Consumer#

class bamengine.roles.consumer.Consumer(income, savings, income_to_spend, propensity, largest_prod_prev, shop_visits_head, shop_visits_targets)[source]#

Bases: Role

Consumer role for households.

Represents the consumption and savings state for households. Each array index corresponds to a household ID (0 to n_households-1).

Parameters:
  • income (Float1D) – Total income received this period from wages.

  • savings (Float1D) – Accumulated savings from previous periods.

  • income_to_spend (Float1D) – Portion of income allocated for consumption this period.

  • propensity (Float1D) – Propensity to consume (calculated from income and savings).

  • largest_prod_prev (Idx1D) – ID of firm with highest production in previous period (search hint).

  • shop_visits_head (Idx1D) – Queue head pointer for shop visits.

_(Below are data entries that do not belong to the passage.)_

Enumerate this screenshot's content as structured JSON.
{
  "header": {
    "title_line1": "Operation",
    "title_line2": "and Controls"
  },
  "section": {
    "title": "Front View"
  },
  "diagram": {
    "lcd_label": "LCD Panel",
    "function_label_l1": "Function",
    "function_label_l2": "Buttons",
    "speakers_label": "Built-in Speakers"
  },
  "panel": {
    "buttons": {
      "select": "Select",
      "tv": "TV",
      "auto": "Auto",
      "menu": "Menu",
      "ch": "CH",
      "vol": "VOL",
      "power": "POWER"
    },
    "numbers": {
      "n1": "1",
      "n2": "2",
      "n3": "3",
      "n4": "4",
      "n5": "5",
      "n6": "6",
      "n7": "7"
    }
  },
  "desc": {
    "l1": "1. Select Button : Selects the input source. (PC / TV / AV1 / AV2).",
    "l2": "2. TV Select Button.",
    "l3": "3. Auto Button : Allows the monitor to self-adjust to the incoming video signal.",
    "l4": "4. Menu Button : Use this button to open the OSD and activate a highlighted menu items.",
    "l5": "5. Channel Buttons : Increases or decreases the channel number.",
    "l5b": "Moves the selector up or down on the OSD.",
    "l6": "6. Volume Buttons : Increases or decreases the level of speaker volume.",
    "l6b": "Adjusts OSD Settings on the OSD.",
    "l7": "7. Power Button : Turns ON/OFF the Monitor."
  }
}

  • shop_visits_targets (Idx2D) – Queue of firm IDs to visit, shape (n_households, max_Z).

Examples

Access from simulation:

>>> import bamengine as bam
>>> sim = bam.Simulation.init(n_households=500, seed=42)
>>> con = sim.con
>>> con.income.shape
(500,)
>>> con.savings.shape
(500,)

Calculate aggregate consumption spending:

>>> import numpy as np
>>> total_spending = con.income_to_spend.sum()
>>> total_spending
525.5

Find households with high savings:

>>> high_savers = con.savings > 100
>>> high_savers.sum()
45

Check propensity to consume distribution:

>>> mean_propensity = con.propensity.mean()
>>> mean_propensity
0.75

Find households targeting specific firm:

>>> target_firm = 5
>>> targeting = con.largest_prod_prev == target_firm
>>> targeting.sum()
12

Notes

The Consumer role is one of two roles assigned to households:

  • Worker: employment and labor supply (see Worker)

  • Consumer: consumption and savings

The propensity to consume is calculated using the formula: propensity = income^beta / (income^beta + savings^beta) where beta is a configuration parameter (typically beta=2.5).

See also

Worker

Employment role for households

Producer

Production role for firms

goods_market

Goods market logic

income#

Total income received this period from wages.

savings#

Accumulated savings from previous periods.

income_to_spend#

Portion of income allocated for consumption this period.

propensity#

Propensity to consume (0 to 1).

__init__(income, savings, income_to_spend, propensity, largest_prod_prev, shop_visits_head, shop_visits_targets)#
name = 'Consumer'#
largest_prod_prev#

Firm with highest production in previous period (loyalty target).

shop_visits_head#

Queue head pointer for shop visits.

shop_visits_targets#

Queue of firm IDs to visit, shape (n_households, max_Z).